Till the Conversion of the Jews
To early Christians belief was not of overwhelming importance, if one is to judge by the incidence of forced and mass conversions and conversion by conquest. Perhaps that was the cynicism of the powerful; perhaps a reflection of the hard realities of temporal allegiance; perhaps an acceptance that the rites of conversion established a reality of themselves.
To most modern Christians belief is essential to conversion, but for some denominations conversion takes place through selection by god, and is therefore irresistable.
My impression is, that in the modern polemic against religion, it is belief that is excoriated; faith escapes with its skin intact.
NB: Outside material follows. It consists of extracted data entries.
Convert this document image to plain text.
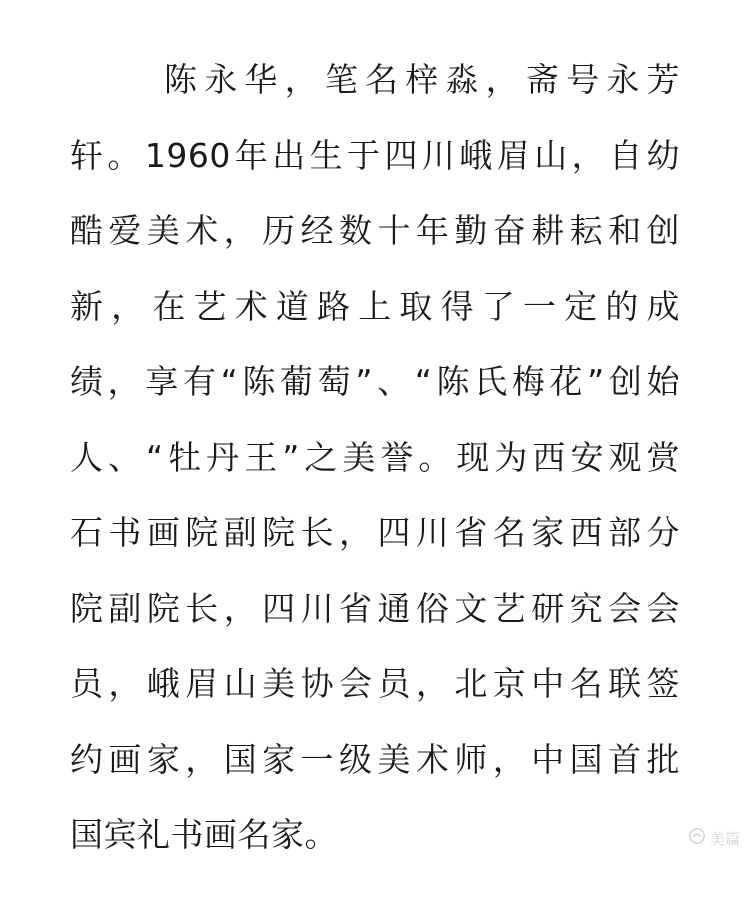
陈永华，笔名梓淼，斋号永芳
轩。1960年出生于四川峨眉山，自幼
酷爱美术，历经数十年勤奋耕耘和创
新，在艺术道路上取得了一定的成
绩，享有“陈葡萄”、“陈氏梅花”创始
人、“牡丹王”之美誉。现为西安观赏
石书画院副院长，四川省名家西部分
院副院长，四川省通俗文艺研究会会
员，峨眉山美协会员，北京中名联签
约画家，国家一级美术师，中国首批
国宾礼书画名家。	美篇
By faith here I mean, not the sense of the corpus of belief, as in the Christian, Jewish or Muslim faith, but the word used in the sense of a personal experience. In religious discussion the it is, unhelpfully, often used simply to mean a religious belief, but there is a real distinction between belief and faith. Faith has necessarily elements of trust and adherence; there is something more reciprocal about it than with belief, which is rather more a subscription to an externality. Perhaps that is why belief draws the polemical atheist's fire, intent as he often strangely is on establishing the non-existence of any god. Notions of keeping faith, of good and bad faith, have a currency in modern non-religious thought with which it may be more enlightening to tangle.